Bu durumda, yukarıdaki mevzuat hükümleri ve maddi olay değerlendirildiğinde, karşı firmanın pos cihazının kullanıldığına ilişkin taraflar arasında herhangi bir ihtilafın bulunmadığı, belirtilen pos cihazının kullanılmasının ikisadi ve ticari icaplara uymayan, normal ve mutad olmayan bir durum olduğu, pos cihazında tespit edilen hasılatın kayıtlarına yansıtılmadığına ilişkin ispat külfeti davacıya ait iken dosyaya buna ilişkin ispat edici bilgi ve belgeler sunulmadığı dikkate alındığında, dava konusu tarhiyatlarda hukuka aykırılık bulunmadığından Vergi Dava Dairesi kararında isabet görülmemiştir.

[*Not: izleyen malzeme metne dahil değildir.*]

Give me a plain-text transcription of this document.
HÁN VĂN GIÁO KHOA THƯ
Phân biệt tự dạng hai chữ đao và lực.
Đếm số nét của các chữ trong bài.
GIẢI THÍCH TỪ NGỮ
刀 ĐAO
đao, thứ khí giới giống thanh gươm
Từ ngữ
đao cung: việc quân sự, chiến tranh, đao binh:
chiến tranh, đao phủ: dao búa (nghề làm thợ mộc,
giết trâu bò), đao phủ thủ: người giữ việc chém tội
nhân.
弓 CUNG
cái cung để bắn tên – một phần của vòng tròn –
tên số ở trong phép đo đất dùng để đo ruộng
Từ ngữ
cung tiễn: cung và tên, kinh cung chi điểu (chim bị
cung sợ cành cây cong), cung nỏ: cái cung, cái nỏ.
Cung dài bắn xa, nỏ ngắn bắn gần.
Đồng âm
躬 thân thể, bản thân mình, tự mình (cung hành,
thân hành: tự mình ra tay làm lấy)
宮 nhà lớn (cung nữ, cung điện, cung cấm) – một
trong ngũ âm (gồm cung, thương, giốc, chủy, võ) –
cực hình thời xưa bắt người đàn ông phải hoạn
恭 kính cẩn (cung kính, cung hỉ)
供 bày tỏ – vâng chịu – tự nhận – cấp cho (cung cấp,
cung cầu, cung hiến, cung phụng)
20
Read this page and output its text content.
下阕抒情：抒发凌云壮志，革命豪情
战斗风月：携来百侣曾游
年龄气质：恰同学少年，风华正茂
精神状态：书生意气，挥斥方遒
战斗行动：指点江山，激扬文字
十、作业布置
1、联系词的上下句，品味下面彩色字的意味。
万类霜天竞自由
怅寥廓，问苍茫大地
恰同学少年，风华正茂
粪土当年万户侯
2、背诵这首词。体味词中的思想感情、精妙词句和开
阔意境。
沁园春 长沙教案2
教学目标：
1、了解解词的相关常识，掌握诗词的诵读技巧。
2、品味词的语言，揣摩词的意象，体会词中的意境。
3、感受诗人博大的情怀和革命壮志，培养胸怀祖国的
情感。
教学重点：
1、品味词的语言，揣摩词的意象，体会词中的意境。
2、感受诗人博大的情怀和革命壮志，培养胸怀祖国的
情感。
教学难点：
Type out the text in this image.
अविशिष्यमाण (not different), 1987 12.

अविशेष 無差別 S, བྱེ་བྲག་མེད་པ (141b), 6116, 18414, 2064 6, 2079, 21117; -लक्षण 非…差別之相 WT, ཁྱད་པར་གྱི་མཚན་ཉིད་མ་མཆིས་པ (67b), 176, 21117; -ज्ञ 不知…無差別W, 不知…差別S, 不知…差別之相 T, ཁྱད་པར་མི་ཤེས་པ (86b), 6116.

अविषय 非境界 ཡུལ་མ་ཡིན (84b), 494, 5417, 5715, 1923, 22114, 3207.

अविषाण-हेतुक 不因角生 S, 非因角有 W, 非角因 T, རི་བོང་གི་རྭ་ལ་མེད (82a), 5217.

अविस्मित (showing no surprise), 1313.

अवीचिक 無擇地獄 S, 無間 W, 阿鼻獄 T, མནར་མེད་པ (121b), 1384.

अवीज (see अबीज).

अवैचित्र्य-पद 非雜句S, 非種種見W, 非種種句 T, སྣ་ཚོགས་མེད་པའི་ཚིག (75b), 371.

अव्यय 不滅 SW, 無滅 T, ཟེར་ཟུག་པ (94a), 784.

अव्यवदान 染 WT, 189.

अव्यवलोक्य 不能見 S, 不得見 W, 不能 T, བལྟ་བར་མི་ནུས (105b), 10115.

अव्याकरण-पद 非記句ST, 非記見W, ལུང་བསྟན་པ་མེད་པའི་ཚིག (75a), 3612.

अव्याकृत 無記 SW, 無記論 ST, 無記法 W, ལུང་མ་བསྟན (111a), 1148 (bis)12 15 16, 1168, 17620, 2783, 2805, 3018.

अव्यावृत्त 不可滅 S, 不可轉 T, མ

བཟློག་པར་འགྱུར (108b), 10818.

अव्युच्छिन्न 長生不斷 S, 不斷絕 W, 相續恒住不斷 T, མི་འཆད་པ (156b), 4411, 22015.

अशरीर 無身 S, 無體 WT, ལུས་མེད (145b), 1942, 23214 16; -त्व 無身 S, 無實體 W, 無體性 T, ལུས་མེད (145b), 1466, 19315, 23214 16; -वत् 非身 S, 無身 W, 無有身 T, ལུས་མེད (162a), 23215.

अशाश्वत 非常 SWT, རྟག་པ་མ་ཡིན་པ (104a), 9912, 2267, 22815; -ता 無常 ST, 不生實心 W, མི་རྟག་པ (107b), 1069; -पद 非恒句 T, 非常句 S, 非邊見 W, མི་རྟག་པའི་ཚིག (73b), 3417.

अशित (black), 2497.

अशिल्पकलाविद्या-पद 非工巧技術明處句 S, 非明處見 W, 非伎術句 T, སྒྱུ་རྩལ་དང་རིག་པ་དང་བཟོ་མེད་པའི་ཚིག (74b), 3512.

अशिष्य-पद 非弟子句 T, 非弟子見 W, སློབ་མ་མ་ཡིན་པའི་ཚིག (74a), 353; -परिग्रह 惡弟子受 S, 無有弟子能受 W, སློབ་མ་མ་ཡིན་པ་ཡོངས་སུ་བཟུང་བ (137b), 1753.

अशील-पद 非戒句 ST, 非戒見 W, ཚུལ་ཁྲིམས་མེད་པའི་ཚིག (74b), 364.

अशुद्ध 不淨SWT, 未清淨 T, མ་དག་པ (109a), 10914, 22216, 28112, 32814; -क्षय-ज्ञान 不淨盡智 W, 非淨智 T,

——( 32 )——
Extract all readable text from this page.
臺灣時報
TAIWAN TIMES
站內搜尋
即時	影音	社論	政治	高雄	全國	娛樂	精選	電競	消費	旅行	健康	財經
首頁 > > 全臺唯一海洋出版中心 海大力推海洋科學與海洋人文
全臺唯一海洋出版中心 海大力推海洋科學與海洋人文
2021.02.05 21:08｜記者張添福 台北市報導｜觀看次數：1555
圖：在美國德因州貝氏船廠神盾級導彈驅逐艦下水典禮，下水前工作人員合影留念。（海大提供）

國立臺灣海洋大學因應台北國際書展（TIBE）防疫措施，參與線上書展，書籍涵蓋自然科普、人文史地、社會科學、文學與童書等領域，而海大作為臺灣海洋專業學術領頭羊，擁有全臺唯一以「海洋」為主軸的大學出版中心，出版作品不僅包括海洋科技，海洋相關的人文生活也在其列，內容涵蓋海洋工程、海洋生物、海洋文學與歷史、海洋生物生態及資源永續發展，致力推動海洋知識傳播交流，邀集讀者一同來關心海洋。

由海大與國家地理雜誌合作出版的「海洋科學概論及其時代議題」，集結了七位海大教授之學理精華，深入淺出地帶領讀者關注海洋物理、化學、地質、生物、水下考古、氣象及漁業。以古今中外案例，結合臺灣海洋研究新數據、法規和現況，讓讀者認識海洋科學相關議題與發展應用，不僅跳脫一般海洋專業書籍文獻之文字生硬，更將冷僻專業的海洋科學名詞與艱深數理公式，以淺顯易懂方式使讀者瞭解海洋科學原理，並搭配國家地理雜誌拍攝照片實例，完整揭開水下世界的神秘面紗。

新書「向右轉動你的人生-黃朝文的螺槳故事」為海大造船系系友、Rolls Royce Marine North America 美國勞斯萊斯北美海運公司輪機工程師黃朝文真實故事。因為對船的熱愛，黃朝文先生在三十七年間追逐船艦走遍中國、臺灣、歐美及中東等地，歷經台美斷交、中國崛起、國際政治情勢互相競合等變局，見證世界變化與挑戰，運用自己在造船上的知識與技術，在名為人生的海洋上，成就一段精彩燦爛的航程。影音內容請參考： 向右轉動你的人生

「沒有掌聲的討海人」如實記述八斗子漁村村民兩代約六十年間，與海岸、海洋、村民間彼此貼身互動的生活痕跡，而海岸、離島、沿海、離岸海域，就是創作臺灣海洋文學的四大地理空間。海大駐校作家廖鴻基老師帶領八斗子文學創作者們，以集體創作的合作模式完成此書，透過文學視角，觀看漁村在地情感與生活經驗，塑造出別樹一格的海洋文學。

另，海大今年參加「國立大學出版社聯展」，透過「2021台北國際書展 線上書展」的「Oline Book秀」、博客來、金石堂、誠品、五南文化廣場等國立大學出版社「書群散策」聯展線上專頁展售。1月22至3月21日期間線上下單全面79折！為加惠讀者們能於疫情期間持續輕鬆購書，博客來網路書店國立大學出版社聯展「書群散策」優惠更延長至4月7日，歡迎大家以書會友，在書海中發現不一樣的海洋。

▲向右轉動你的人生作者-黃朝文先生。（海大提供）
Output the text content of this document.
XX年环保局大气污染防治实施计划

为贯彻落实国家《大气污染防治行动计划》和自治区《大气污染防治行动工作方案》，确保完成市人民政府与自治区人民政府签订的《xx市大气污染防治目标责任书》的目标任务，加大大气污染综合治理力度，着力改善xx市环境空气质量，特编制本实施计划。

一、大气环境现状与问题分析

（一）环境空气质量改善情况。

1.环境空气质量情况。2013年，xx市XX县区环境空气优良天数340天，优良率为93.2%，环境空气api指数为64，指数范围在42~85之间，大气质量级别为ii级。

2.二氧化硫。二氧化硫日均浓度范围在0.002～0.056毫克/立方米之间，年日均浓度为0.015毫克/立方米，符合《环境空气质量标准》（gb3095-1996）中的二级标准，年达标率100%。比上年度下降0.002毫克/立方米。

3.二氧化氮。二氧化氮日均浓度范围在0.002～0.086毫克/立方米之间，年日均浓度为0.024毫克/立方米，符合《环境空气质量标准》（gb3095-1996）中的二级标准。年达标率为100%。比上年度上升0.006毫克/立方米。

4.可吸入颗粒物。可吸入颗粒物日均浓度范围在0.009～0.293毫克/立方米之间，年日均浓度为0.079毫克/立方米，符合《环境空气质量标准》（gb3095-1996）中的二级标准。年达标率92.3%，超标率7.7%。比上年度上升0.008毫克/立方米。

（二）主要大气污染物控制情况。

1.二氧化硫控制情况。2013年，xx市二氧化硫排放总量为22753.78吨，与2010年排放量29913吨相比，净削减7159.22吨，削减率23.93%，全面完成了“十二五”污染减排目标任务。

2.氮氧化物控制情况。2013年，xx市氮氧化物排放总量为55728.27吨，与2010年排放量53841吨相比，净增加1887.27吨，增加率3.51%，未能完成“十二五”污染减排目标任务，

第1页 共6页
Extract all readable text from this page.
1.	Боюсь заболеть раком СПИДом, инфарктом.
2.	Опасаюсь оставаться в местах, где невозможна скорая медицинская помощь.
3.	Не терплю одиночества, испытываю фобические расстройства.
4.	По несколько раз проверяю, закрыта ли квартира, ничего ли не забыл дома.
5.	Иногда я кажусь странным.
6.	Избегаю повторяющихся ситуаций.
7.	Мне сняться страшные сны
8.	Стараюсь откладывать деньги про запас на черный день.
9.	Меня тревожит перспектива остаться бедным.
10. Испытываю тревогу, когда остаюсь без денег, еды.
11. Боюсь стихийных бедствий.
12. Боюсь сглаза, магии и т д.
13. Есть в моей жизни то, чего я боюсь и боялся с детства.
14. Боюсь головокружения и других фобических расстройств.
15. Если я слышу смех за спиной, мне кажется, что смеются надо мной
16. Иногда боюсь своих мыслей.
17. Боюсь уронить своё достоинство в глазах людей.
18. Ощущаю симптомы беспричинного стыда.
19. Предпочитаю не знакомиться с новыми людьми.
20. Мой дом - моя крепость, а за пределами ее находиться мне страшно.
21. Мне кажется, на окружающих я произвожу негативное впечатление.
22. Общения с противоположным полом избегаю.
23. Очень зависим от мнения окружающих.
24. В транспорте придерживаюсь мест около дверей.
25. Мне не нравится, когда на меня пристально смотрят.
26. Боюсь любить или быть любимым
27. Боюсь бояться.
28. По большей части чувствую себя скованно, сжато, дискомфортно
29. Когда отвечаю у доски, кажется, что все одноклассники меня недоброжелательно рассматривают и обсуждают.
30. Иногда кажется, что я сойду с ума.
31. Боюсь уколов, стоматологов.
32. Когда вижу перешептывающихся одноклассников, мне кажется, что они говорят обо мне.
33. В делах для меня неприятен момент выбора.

Diğer taraftan, verilecek kararda geçici vergi aslına ilişkinde yeniden bir değerlendirme yapılacağı tabidir.
KARAR SONUCU :
Açıklanan nedenlerle;
1. Temyiz isteminin kabulüne,
2. Temyize konu … Bölge İdare Mahkemesi …. Vergi Dava Dairesinin … tarih ve E:…, K:… sayılı kararının BOZULMASINA,
3. Yeniden bir karar verilmek üzere dosyanın Vergi Dava Dairesine gönderilmesine, 07/03/2022 tarihinde oyçokluğuyla karar verildi.
(X) KARŞI OY :
Temyiz dilekçesinde öne sürülen hususlar, temyize konu kararın bozulmasını sağlayacak nitelikte bulunmadığından temyiz isteminin reddi gerektiği görüşüyle Dairemiz kararına katılmıyoruz.